Of course, I’m still pretty fond of the Wildcat too. It was painted deep red and with a tinted canopy that raised and lowered for entry/exit to the two-passenger cabin. The body was constructed of fiberglass and carbon fiber — incredibly exotic for the mid-1980s.
Driving all four wheels was a 3.8-liter V6 with 24 valves and dual-overhead camshafts that delivered 360 horsepower and 245 lb.-ft. of torque. The exposed mid-mounted engine connected to a four-speed automatic transmission that could be manually-shifted.
Inside, drivers were treated to a futuristic environment that would still feel comfortable in today’s hyper-electronic cockpits. A screen in the console, right where the nav screen would be today, displayed a compass, g-force, and oil pressure. Electronic instruments were displayed behind the spoke-less (and airbag-less) steering wheel. Keeping eyes forward was a head-up display. It was all a glorious display of 1980s glitz, a welcome mat to the computer age.

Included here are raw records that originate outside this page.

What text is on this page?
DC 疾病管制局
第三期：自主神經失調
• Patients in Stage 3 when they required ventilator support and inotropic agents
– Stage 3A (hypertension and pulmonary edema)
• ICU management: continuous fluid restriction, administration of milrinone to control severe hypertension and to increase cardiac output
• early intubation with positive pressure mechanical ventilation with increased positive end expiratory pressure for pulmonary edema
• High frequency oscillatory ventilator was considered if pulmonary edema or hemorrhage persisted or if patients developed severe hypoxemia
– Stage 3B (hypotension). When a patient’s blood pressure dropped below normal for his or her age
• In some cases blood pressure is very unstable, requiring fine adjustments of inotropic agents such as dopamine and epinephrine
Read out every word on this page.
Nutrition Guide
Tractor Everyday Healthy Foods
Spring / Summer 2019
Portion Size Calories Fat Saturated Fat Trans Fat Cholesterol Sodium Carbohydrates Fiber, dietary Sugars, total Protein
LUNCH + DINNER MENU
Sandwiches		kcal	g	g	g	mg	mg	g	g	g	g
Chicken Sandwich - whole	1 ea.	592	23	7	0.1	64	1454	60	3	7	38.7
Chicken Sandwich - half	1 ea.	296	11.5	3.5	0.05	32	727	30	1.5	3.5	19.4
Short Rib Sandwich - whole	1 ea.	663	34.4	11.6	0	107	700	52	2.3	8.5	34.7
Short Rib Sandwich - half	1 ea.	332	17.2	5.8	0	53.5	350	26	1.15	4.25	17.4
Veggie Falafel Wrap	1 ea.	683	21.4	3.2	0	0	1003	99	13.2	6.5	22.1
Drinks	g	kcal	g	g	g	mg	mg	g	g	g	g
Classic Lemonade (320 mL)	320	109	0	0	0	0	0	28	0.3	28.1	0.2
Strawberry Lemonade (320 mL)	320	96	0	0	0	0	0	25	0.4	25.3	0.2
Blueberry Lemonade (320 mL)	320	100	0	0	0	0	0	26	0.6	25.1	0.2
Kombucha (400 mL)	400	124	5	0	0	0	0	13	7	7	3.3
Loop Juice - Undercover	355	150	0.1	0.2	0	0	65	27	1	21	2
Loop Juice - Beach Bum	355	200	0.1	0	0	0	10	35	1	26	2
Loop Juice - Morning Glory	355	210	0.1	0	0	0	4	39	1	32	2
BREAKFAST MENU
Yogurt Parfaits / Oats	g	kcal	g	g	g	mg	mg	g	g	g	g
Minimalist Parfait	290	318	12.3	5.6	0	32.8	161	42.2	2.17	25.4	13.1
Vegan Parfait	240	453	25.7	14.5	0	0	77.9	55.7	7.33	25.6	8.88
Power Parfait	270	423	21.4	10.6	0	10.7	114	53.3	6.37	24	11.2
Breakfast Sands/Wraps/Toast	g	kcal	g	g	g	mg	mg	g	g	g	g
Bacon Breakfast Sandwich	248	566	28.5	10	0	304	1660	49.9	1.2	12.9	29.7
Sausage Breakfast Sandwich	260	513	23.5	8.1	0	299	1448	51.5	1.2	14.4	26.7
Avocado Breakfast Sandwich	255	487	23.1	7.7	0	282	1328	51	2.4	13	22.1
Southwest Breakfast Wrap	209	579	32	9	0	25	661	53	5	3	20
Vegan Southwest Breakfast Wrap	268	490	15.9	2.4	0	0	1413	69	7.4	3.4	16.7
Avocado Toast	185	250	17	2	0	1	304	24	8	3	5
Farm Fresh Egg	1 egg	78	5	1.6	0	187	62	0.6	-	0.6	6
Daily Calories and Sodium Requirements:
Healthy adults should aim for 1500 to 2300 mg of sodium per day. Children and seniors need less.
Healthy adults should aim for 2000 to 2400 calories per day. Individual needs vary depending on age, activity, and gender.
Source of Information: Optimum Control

The Wildcat came in an era that also brought us the mid-engine Corvette Indy and Oldsmobile Aerotech — all cars that would never make it to production. That’s a pity, because each belonged on the walls of teenage boys and their gadget-wielding parents.
Fortunately for me, the Wildcat was not just a dream. Years later, when I encountered it at the General Motors Heritage Center in Detroit, I nearly dropped my drink. I turned for my mother, but was alone with my dreams.